South Korea’s central bank is urging local cryptocurrency exchanges to adopt stock market style circuit breakers, driving a push for new South Korea crypto regulation.
The Bank of Korea outlined the proposal in its 2025 Payment and Settlement Report.
The central bank cited an operational failure at Bithumb in February as evidence that the digital asset market requires traditional financial safeguards, as reported by The Block.
Fat finger error triggers market plunge
The regulatory push stems from a February 6 incident where a Bithumb employee mistakenly transferred 620,000 Bitcoin instead of South Korean won during a promotional event.
The input error incorrectly credited users with approximately US$43 billion in digital assets.
The resulting panic selling and forced loan liquidations caused the Bitcoin to won trading pair on the platform to drop by more than 17%.
The central bank highlighted that Bithumb took 20 minutes to detect the mistake and another 20 minutes to mount a full response.
“The primary cause was the lack of internal control systems designed to prevent such operational risks,”
the Bank of Korea stated in its report.
The central bank noted that the digital asset sector maintains much lower regulatory standards than traditional financial institutions.
South Korea crypto regulation aligns with traditional finance
To prevent similar market shocks, the central bank recommended installing automated mechanisms to halt trading for 20 minutes during abnormal price swings or bulk orders.
The Financial Services Commission has already mandated that exchanges implement real time systems to verify internal ledgers against blockchain balances by May 2026.
These proposed safeguards reflect a broader shift in South Korea crypto regulation, bringing digital asset trading oversight in line with traditional financial markets.

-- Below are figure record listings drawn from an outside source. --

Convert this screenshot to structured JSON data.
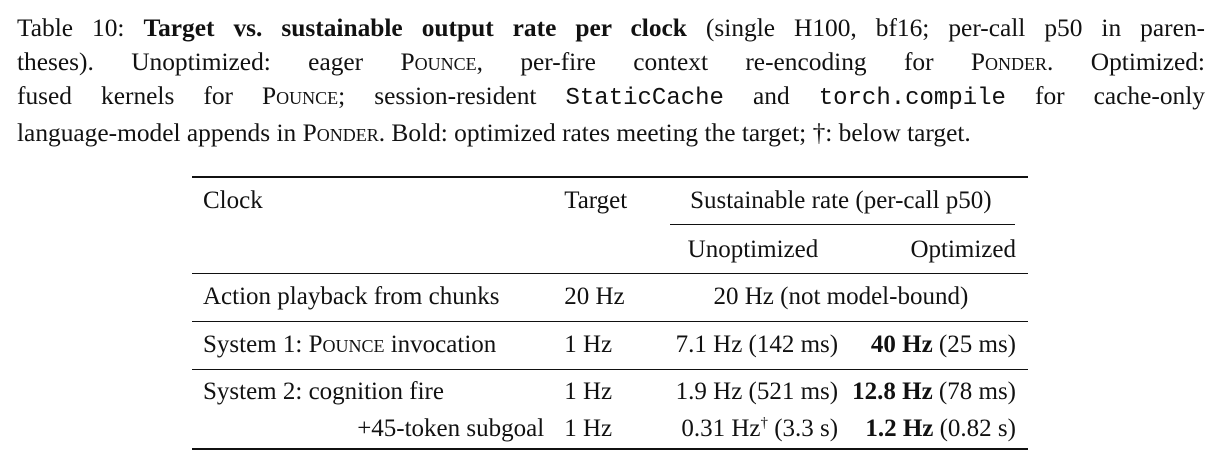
{
  "caption": {
    "label": "Table 10:",
    "bold_title": "Target vs. sustainable output rate per clock",
    "l1_rest": "(single H100, bf16; per-call p50 in paren-",
    "l2_a": "theses).  Unoptimized: eager",
    "pounce": "Pounce",
    "l2_b": ", per-fire context re-encoding for",
    "ponder": "Ponder",
    "l2_c": ".  Optimized:",
    "l3_a": "fused kernels for",
    "l3_b": "; session-resident",
    "static_cache": "StaticCache",
    "l3_c": "and",
    "torch_compile": "torch.compile",
    "l3_d": "for cache-only",
    "l4_a": "language-model appends in",
    "l4_b": ". Bold: optimized rates meeting the target; †: below target."
  },
  "table": {
    "headers": {
      "clock": "Clock",
      "target": "Target",
      "sustainable": "Sustainable rate (per-call p50)",
      "unoptimized": "Unoptimized",
      "optimized": "Optimized"
    },
    "rows": {
      "action": {
        "clock": "Action playback from chunks",
        "target": "20 Hz",
        "merged": "20 Hz (not model-bound)"
      },
      "system1": {
        "clock_a": "System 1:",
        "clock_sc": "Pounce",
        "clock_b": "invocation",
        "target": "1 Hz",
        "unopt": "7.1 Hz (142 ms)",
        "opt_bold": "40 Hz",
        "opt_rest": "(25 ms)"
      },
      "system2": {
        "clock": "System 2: cognition fire",
        "target": "1 Hz",
        "unopt": "1.9 Hz (521 ms)",
        "opt_bold": "12.8 Hz",
        "opt_rest": "(78 ms)"
      },
      "subgoal": {
        "clock": "+45-token subgoal",
        "target": "1 Hz",
        "unopt_a": "0.31 Hz",
        "unopt_dagger": "†",
        "unopt_b": "(3.3 s)",
        "opt_bold": "1.2 Hz",
        "opt_rest": "(0.82 s)"
      }
    }
  }
}
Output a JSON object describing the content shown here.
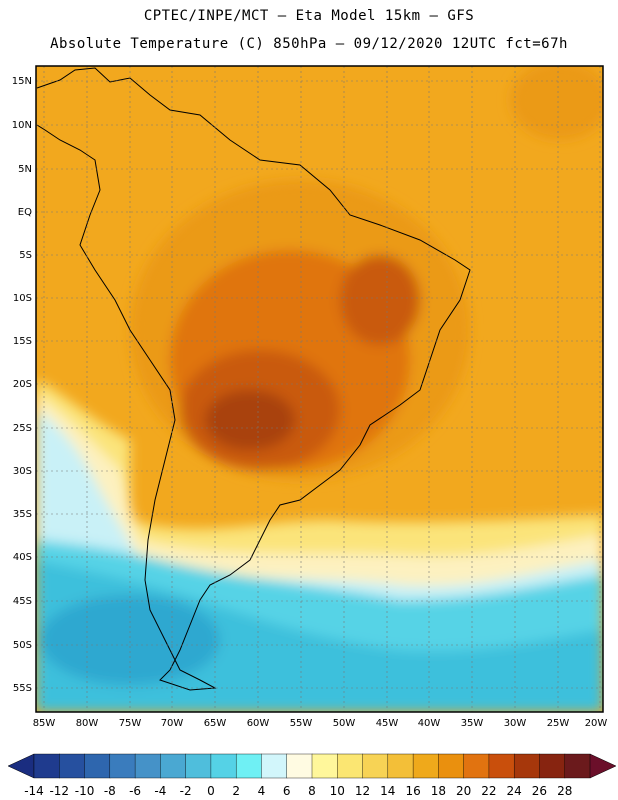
{
  "header": {
    "line1": "CPTEC/INPE/MCT –  Eta Model 15km – GFS",
    "line2": "Absolute Temperature (C) 850hPa – 09/12/2020 12UTC fct=67h"
  },
  "axes": {
    "lat_labels": [
      "15N",
      "10N",
      "5N",
      "EQ",
      "5S",
      "10S",
      "15S",
      "20S",
      "25S",
      "30S",
      "35S",
      "40S",
      "45S",
      "50S",
      "55S"
    ],
    "lon_labels": [
      "85W",
      "80W",
      "75W",
      "70W",
      "65W",
      "60W",
      "55W",
      "50W",
      "45W",
      "40W",
      "35W",
      "30W",
      "25W",
      "20W"
    ]
  },
  "colorbar": {
    "labels": [
      "-14",
      "-12",
      "-10",
      "-8",
      "-6",
      "-4",
      "-2",
      "0",
      "2",
      "4",
      "6",
      "8",
      "10",
      "12",
      "14",
      "16",
      "18",
      "20",
      "22",
      "24",
      "26",
      "28"
    ],
    "colors": [
      "#1f3b8e",
      "#26509f",
      "#2e66ae",
      "#3a7cbd",
      "#4592c8",
      "#4aa8d2",
      "#4fbedc",
      "#55d2e6",
      "#6ff0f4",
      "#d2f6fb",
      "#fffbe2",
      "#fff79b",
      "#fbe672",
      "#f7d355",
      "#f3bf38",
      "#efa91b",
      "#ea900e",
      "#e17310",
      "#c94f0c",
      "#a6370b",
      "#872410",
      "#6b1a1c"
    ],
    "under_color": "#1a2d80",
    "over_color": "#6b0f2a"
  },
  "field_colors": {
    "t28": "#f2a81e",
    "t26": "#eb9a12",
    "t24": "#e0740f",
    "t22": "#c95a0e",
    "t20": "#a9420b",
    "t18": "#f7d050",
    "t16": "#fbe47a",
    "t14": "#fdf1c0",
    "t12": "#fffce8",
    "t10": "#c9f1f7",
    "t8": "#57d3e6",
    "t6": "#3ec0dc",
    "t4": "#2fa8d0"
  }
}
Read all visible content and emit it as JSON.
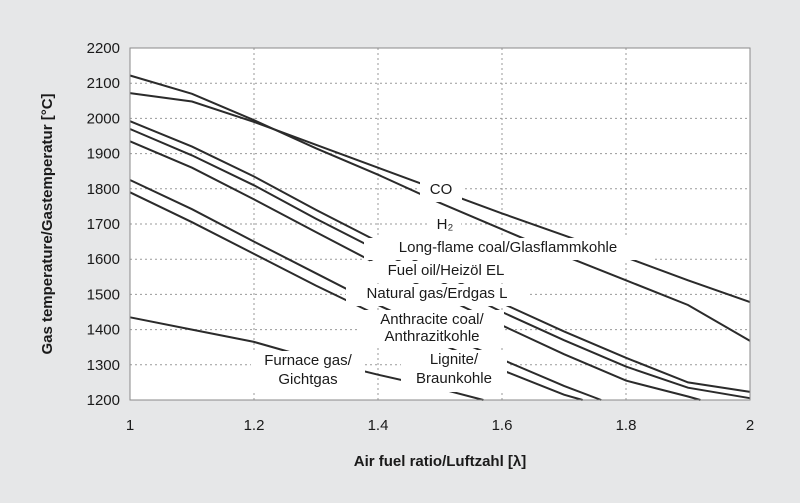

This mirrors developments in Hong Kong, where the Securities and Futures Commission enforces stringent operational controls for its licensed virtual asset trading platforms.
The impending Digital Asset Basic Act will likely formalise this new era of South Korea crypto regulation by codifying these circuit breaker mechanisms into law.
Multiple probes target Bithumb
Bithumb is facing mounting external scrutiny alongside the central bank’s critique.
Authorities summoned two Bithumb executives for questioning as witnesses, according to the Seoul Economic Daily.
No charges have been filed against the lawmaker or the executives at the time of publication.